Of course, there are the usual roadhouse entries, from pork and veal chops to five steaks and slabs of prime rib; chicken, pasta combinations, and a seafood list that balances lake perch, pickerel, and whitefish against salt-water shrimp, tuna, and salmon done in contrasting ways, and king crab legs.

I've not yet had occasion to dip into the seafood, but I decided instead to try, one evening, a steak plate, tenderloin chunks sauteed, I believe, and served under a blanket of much-too-peppery blue cheese and whole-grain mustard. Beef tenderloin is too estimable to be obscured by overwhelmingly hot dressing.

Vegetable accompaniments vary from day to day; green peas once, carrots boiled tender another time. Whatever the side dish, it adds flavor and color to the dinner.
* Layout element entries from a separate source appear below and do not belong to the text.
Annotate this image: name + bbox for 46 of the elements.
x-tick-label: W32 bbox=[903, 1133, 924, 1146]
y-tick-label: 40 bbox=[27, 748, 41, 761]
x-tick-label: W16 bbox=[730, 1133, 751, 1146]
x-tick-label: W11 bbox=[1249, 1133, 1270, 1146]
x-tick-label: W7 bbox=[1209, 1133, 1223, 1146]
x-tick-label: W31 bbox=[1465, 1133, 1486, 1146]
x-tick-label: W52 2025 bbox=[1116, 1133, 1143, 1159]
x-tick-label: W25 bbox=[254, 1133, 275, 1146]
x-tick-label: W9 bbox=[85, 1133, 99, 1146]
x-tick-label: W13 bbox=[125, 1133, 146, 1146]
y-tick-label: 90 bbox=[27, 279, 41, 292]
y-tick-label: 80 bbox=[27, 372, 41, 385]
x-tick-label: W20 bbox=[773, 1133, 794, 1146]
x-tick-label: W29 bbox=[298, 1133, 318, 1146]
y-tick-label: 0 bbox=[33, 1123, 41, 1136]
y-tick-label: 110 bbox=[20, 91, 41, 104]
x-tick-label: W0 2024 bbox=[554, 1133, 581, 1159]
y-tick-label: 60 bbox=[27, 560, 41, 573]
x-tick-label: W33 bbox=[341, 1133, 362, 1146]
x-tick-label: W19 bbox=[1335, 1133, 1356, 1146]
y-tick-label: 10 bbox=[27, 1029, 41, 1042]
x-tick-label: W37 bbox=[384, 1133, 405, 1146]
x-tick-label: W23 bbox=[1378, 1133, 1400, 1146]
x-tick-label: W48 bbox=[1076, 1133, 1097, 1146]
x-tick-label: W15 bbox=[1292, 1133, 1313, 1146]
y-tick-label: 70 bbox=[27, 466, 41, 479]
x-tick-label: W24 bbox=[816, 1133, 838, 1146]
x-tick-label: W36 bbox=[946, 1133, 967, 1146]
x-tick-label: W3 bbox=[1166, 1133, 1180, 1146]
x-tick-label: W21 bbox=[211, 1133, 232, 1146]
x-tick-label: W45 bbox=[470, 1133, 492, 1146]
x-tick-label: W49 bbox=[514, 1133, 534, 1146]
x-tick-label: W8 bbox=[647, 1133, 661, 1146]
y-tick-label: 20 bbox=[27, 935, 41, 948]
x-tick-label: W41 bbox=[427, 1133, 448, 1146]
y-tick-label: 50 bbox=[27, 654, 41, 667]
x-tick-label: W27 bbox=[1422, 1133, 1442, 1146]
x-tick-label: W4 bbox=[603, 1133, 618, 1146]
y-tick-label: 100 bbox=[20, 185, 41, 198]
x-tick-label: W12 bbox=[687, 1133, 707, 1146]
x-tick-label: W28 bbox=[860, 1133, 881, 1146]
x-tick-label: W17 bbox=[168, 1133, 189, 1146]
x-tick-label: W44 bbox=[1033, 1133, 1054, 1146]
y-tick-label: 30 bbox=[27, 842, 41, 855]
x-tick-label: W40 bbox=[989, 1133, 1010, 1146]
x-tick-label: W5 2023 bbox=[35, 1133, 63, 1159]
We're all accustomed to a menu note that the management will not be responsible for well-done steaks, but Peppercorns offers a different caution in small print at the foot of the page: “Consuming raw or undercooked meats may increase your risk of food-borne illness.” So there; you can have your rare or medium-rare steak, but if so, you're on your own.

French fries, whether they're cut chunky-style, large, small, or julienne, come to the table in far too large a serving. I sometimes think that if Peppercorns' owners reduced the serving size to something more manageable, they could afford better lighting.